Heute weiß schon fast jedes Kind, dass ein Staat und ganze Volkswirtschaften etwas anders funktionieren als das Haushaltsbuch der schwäbischen Oma. Aber das schützt nicht davor, dass Ideologen dennoch immer wieder mit ihren Phrasen daherkommen, und es schützt auch nicht vor falschen Reflexen.
Im Gegenteil: Die naheliegenden Reflexe – dass man jetzt sparen müsste – können alles noch viel schlimmer machen.
Österreich ist also fast „pleite“, hört man jetzt, im Budget fehlen über die kommenden Jahre 18 oder gar 24 Milliarden (je nach Rechnung und Schätzung), das Defizit sei horrend, es könnte bei 3,5 Prozent oder gar 4,2 Prozent liegen.
Ohne Zweifel: Die ÖVP hat in den beiden vorangegangenen Regierungsperioden Milliardengeschenke verteilt, ohne an die Gegenfinanzierung zu denken. Jetzt muss repariert werden, was hier kaputt gemacht wurde.
Freilich muss man schon auch einmal fragen: Was genau ist das Problem? Ein Budgetdefizit von 4,2 Prozent klingt natürlich total arg, jeder würde da zustimmen, wenn man aber nur die Frage stellt: „4,2 Prozent wovon eigentlich?“ – dann würden wahrscheinlich schon die meisten Kommentatoren ins Stottern kommen. Die Medienkonsumenten erst recht.

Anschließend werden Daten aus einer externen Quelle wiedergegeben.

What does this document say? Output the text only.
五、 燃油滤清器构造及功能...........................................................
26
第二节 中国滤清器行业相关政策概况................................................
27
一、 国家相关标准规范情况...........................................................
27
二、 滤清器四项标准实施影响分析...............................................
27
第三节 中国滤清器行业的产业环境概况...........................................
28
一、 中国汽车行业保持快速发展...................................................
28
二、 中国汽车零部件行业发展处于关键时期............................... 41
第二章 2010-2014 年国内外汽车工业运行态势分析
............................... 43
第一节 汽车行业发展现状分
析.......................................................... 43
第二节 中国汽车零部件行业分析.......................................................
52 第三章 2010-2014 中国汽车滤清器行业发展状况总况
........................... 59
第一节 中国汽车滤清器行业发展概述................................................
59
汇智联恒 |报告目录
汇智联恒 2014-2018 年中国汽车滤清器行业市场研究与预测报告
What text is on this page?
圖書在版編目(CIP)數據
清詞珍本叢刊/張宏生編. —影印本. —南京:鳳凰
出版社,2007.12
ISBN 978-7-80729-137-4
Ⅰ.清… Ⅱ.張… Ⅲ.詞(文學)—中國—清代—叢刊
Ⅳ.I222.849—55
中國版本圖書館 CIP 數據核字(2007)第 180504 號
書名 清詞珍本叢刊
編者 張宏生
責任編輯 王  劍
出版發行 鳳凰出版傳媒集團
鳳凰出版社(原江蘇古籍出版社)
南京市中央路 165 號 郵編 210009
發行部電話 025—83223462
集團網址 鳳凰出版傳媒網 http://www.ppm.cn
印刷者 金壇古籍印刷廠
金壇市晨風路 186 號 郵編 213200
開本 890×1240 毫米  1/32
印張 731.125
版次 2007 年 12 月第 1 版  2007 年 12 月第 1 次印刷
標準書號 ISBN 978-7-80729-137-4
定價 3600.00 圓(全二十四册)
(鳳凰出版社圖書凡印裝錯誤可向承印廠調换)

Die Stagnation ist das Problem – nicht das Defizit
Denn das heißt: 4,2 Prozent der Wirtschaftsleistung, also des Bruttoinlandsproduktes (BIP). Da sollte ja sogleich auffallen, dass es hier zwei Variablen gibt, die unmittelbar aufeinander bezogen sind – nämlich das Defizit der öffentlichen Haushalte und das Wachstum und die Leistungsfähigkeit der Gesamtwirtschaft. Wäre die Wirtschaftsleistung höher, wäre das Defizit in Prozent sofort niedriger.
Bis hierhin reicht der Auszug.